La parrocchia di Santa Lucia, a Palermo, si è offerta di ospitarlo in una misura alternativa alla detenzione. Ma anche questa richiesta è stata finora respinta. Ora la palla passa al Tribunale del Riesame, che dovrà esaminare la nuova documentazione e valutare se permettere almeno un cambio di regime detentivo.
Un caso, centinaia di storie
Il dramma di Yacouba non è un’eccezione. L’Arci Porco Rosso di Palermo ha documentato almeno trecento casi simili negli ultimi due anni. Giovani migranti arrestati per presunto “scafismo” sulla base di indizi labili, spesso identificati come adulti senza una vera verifica, trasformati da vittime in imputati. Secondo gli attivisti, è il frutto di una strategia sistemica: trovare dei colpevoli facilmente sacrificabili per mostrare i muscoli sul fronte della lotta all’immigrazione.

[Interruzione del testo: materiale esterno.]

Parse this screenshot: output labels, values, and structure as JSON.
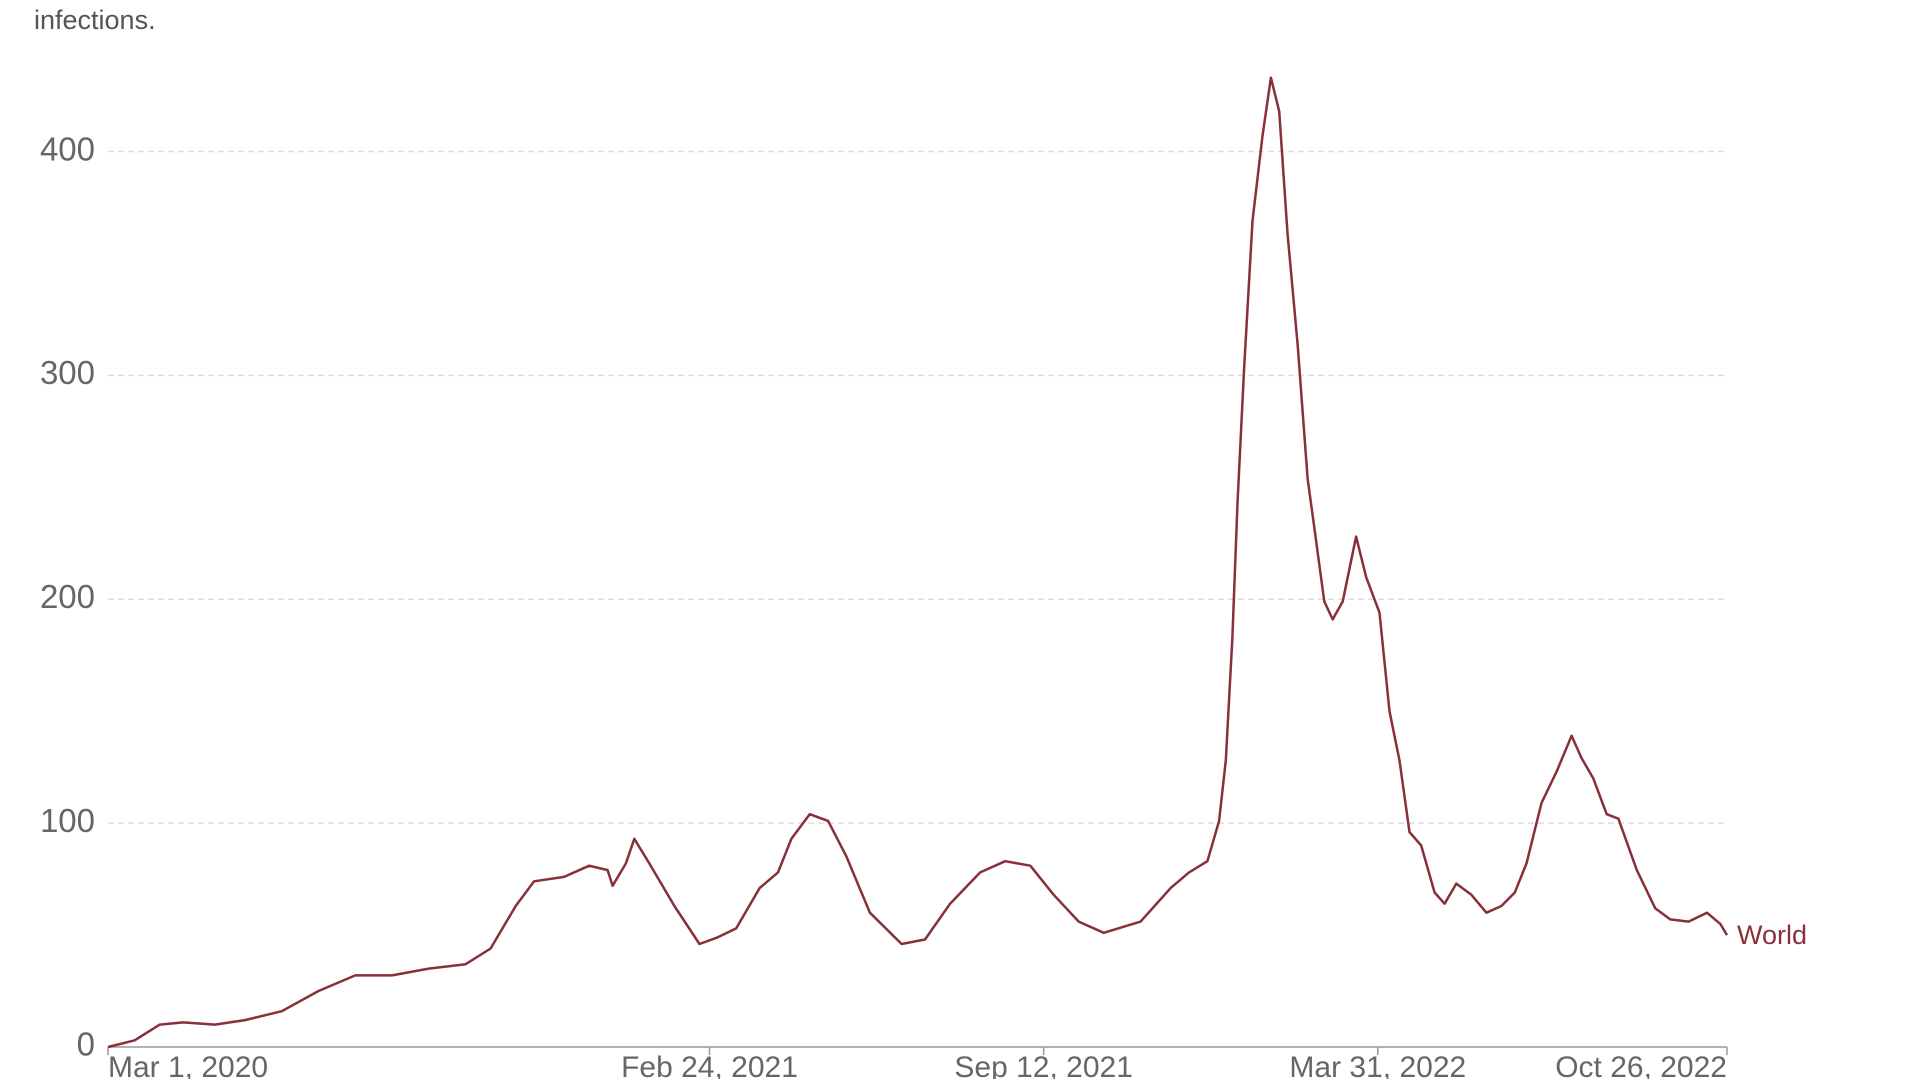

Il prezzo, però, lo pagano ragazzi come Yacoub. Persone che fuggono da guerre, povertà e sfruttamento e che si ritrovano inghiottite da un sistema giudiziario incapace di riconoscere la complessità delle loro storie.
L’umanità che manca
Il caso di Yacoub interroga direttamente la coscienza del nostro Paese. Cosa dice di noi una giustizia che sbaglia età e incarcera i minori? Cosa racconta una società che confonde un gesto di sopravvivenza con un crimine? Il confine tra protezione e punizione, quando si parla di migrazione, sembra ogni giorno più sottile.
Eppure, dietro ogni fascicolo processuale, c’è una persona. Un ragazzo che voleva solo vivere.